20 thoughts on “Writing Exercise: The Peacock’s Friend

  1. That is a great tip particularly to those fresh to the blogosphere.
    Short but very accurate info… Thank you for sharing
    this one. A must read article!


  2. Hello would you mind stating which blog platform you’re working with? I’m going to start my own blog in the near future but
    I’m having a difficult time selecting between BlogEngine/Wordpress/B2evolution and Drupal. The reason I ask is because your design and style seems different then most blogs and I’m looking for something unique.
    P.S Apologies for getting off-topic but I had to ask!


    1. I use WordPress and I love it very much! I recently switched to WordPress about 2 months and think it’s the best decision I ever made. Not only is WordPress better about keeping track of blog traffic, it’s also has a variety of design templates to chose from. I did do some customization to my blog (including adding the picture of the butterflies that I created in Photoshop at the top of the page), but it only took a matter of an hour or so of setup to create this blog and transfer my files from my old blog on Blogger. So yes, I’m a big fan of WordPress!


    1. Thank you. I’m glad you like what I do. I try to keep it fresh and I usually write about what interests me in the moment I sit down to write a blog post. I would like to post more, but find that once a week is my max for now. If I did more than that, it wouldn’t leave much time for my fiction writing. As it is, I try to write my blog posts in advance and post them regularly through the month. So in reality, I sit down a few days at the end of a month, decide what posts I want to write for that month, and then schedule them at regular intervals. Then I have the rest of my time to focus on my other writing.


    1. Thanks. Just so you know, I am scheduling new posts every Monday and inspirational quotes every Friday. At this time, I don’t plan on doing more than that, but if i keep getting requests, I might have to get my rear end in gear and do more. 🙂


  3. We stumbled over here coming from a different web address and thought I may
    as well check things out. I like what I see so
    now i am following you. Look forward to looking into your web page for a second time.

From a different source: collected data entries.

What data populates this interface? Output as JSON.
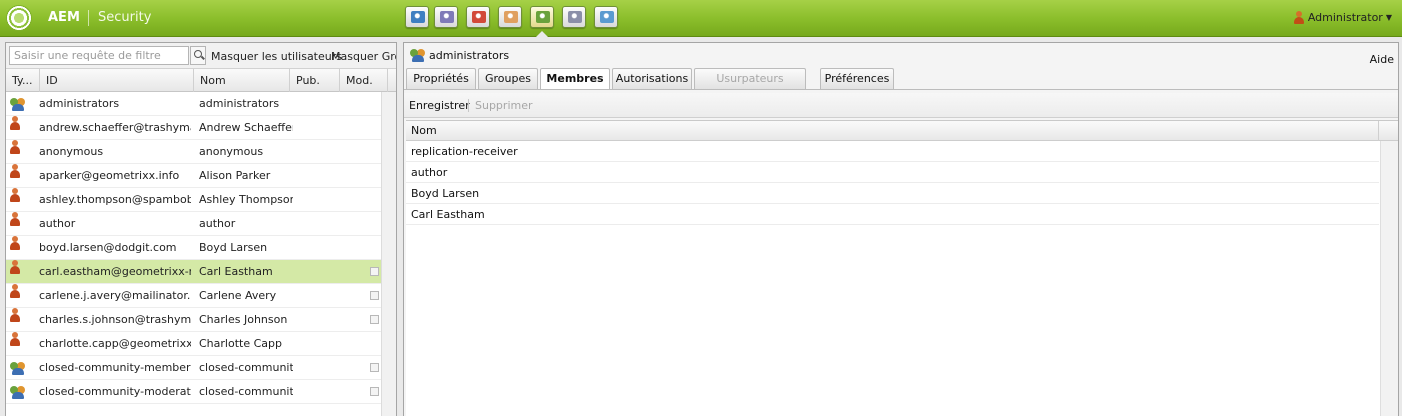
{
  "app": {
    "brand": "AEM",
    "section": "Security"
  },
  "topbar": {
    "tools": [
      {
        "name": "websites-icon",
        "color": "#3f7fc1"
      },
      {
        "name": "digital-assets-icon",
        "color": "#7f7ab8"
      },
      {
        "name": "campaigns-icon",
        "color": "#d24a3a"
      },
      {
        "name": "inbox-icon",
        "color": "#e0a060"
      },
      {
        "name": "users-icon",
        "color": "#6aa23c"
      },
      {
        "name": "tools-gear-icon",
        "color": "#8b8fa8"
      },
      {
        "name": "tagging-icon",
        "color": "#5b9bd0"
      }
    ],
    "user": "Administrator"
  },
  "left": {
    "filter_placeholder": "Saisir une requête de filtre",
    "hide_users": "Masquer les utilisateurs",
    "hide_groups": "Masquer Grou",
    "columns": {
      "type": "Ty...",
      "id": "ID",
      "name": "Nom",
      "pub": "Pub.",
      "mod": "Mod."
    },
    "rows": [
      {
        "type": "group",
        "id": "administrators",
        "name": "administrators",
        "checkbox": false
      },
      {
        "type": "user",
        "id": "andrew.schaeffer@trashyma...",
        "name": "Andrew Schaeffer",
        "checkbox": false
      },
      {
        "type": "user",
        "id": "anonymous",
        "name": "anonymous",
        "checkbox": false
      },
      {
        "type": "user",
        "id": "aparker@geometrixx.info",
        "name": "Alison Parker",
        "checkbox": false
      },
      {
        "type": "user",
        "id": "ashley.thompson@spambob....",
        "name": "Ashley Thompson",
        "checkbox": false
      },
      {
        "type": "user",
        "id": "author",
        "name": "author",
        "checkbox": false
      },
      {
        "type": "user",
        "id": "boyd.larsen@dodgit.com",
        "name": "Boyd Larsen",
        "checkbox": false
      },
      {
        "type": "user",
        "id": "carl.eastham@geometrixx-m...",
        "name": "Carl Eastham",
        "checkbox": true,
        "selected": true
      },
      {
        "type": "user",
        "id": "carlene.j.avery@mailinator.c...",
        "name": "Carlene Avery",
        "checkbox": true
      },
      {
        "type": "user",
        "id": "charles.s.johnson@trashyma...",
        "name": "Charles Johnson",
        "checkbox": true
      },
      {
        "type": "user",
        "id": "charlotte.capp@geometrixx-...",
        "name": "Charlotte Capp",
        "checkbox": false
      },
      {
        "type": "group",
        "id": "closed-community-members",
        "name": "closed-communit...",
        "checkbox": true
      },
      {
        "type": "group",
        "id": "closed-community-moderators",
        "name": "closed-communit...",
        "checkbox": true
      }
    ]
  },
  "right": {
    "title": "administrators",
    "help": "Aide",
    "tabs": [
      {
        "label": "Propriétés",
        "state": "normal"
      },
      {
        "label": "Groupes",
        "state": "normal"
      },
      {
        "label": "Membres",
        "state": "active"
      },
      {
        "label": "Autorisations",
        "state": "normal"
      },
      {
        "label": "Usurpateurs d'identité",
        "state": "disabled"
      },
      {
        "label": "Préférences",
        "state": "normal"
      }
    ],
    "toolbar": {
      "save": "Enregistrer",
      "delete": "Supprimer"
    },
    "members_column": "Nom",
    "members": [
      "replication-receiver",
      "author",
      "Boyd Larsen",
      "Carl Eastham"
    ]
  }
}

    1. Thanks for the follow! It’s appreciated. I hope to keep your interest. If there is a topic you’d like to see me write on, don’t hesitate to ask. Sometimes I struggle for post ideas, so new ideas are always welcomed.


    1. Yes. This was a quick post. I have done many other blog posts on writing exercises (they are in the archives), so I didn’t feel the need to explain more. But since I’ve had a lot of comments on the brevity of the post, I have a much longer post on writing exercises due to be posted on August 19th.

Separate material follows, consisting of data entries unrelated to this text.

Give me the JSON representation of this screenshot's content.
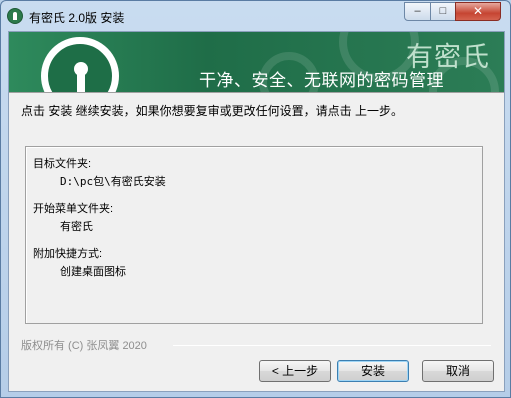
{
  "window": {
    "title": "有密氏 2.0版 安装",
    "controls": {
      "minimize": "–",
      "maximize": "□",
      "close": "✕"
    }
  },
  "banner": {
    "brand_name": "有密氏",
    "slogan": "干净、安全、无联网的密码管理",
    "colors": {
      "background": "#1e6e47",
      "logo": "#ffffff"
    }
  },
  "instruction": "点击 安装 继续安装，如果你想要复审或更改任何设置，请点击 上一步。",
  "summary": {
    "destination_label": "目标文件夹:",
    "destination_value": "D:\\pc包\\有密氏安装",
    "start_menu_label": "开始菜单文件夹:",
    "start_menu_value": "有密氏",
    "tasks_label": "附加快捷方式:",
    "tasks_value": "创建桌面图标"
  },
  "footer": {
    "copyright": "版权所有 (C) 张凤翼 2020"
  },
  "buttons": {
    "back": "< 上一步",
    "install": "安装",
    "cancel": "取消"
  }
}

  4. Superb post however , I was wanting to know if you
    could write a litte more on this topic? I’d be very thankful if you could elaborate a little bit further. Cheers!

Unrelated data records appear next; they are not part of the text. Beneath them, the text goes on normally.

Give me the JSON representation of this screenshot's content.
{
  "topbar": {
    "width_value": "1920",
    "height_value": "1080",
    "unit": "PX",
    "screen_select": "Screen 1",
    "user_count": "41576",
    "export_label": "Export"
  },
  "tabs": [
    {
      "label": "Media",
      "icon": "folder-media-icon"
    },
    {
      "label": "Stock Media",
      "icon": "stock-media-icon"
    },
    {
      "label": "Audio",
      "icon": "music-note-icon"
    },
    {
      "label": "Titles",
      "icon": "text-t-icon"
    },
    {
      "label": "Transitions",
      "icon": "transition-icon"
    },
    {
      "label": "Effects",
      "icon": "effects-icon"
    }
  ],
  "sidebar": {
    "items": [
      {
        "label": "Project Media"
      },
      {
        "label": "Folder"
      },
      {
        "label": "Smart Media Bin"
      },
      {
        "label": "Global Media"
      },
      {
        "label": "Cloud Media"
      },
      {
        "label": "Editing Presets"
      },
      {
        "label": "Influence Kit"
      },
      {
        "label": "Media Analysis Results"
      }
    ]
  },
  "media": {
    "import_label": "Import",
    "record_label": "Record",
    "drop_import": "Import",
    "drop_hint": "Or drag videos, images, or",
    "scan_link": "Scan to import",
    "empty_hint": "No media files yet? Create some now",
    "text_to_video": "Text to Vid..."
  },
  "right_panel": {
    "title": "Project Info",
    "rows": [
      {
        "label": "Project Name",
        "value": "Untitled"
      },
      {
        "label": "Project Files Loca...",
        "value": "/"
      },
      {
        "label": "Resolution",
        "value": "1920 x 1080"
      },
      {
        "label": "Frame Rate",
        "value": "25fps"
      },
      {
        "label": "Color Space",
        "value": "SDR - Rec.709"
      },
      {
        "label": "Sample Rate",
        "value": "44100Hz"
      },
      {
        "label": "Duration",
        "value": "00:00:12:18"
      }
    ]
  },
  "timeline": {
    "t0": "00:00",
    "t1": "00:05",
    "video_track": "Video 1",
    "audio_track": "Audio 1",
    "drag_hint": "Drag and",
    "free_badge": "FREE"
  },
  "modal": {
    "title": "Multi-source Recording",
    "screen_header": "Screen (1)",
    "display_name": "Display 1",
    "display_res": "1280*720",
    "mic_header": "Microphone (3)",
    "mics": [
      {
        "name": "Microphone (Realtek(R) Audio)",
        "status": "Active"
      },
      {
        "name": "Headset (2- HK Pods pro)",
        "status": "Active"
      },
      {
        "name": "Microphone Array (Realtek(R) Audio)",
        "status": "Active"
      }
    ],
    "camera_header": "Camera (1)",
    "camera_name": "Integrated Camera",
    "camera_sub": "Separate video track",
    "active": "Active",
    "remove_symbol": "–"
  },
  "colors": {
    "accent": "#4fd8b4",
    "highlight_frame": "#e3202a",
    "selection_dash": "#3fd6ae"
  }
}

  5. You really make it appear really easy with your presentation but I find this
    topic to be really something which I think I’d by no means understand. It seems too complex and very large for me. I am looking forward for your next submit, I’ll try to get the
    hold of it!


    1. I understand. What I did in this writing exercise is the accumulation of years of practice in writing. The sort of exercise combination done in this post is usually reserved for those with more writing experience. Instead of using the combination of words and photo, you can just use the photo as a prompt, or use one or two of the words. Writing exercises are meant to be fun and inspirational. If something is beyond your comfort level, then tailor the challenge to a level you can realistically aspire to, and know that one day with plenty of practice, the more complex exercises will become easy to do. The more you write the better you get and the easier it is to create a story from different prompts, information, or ideas.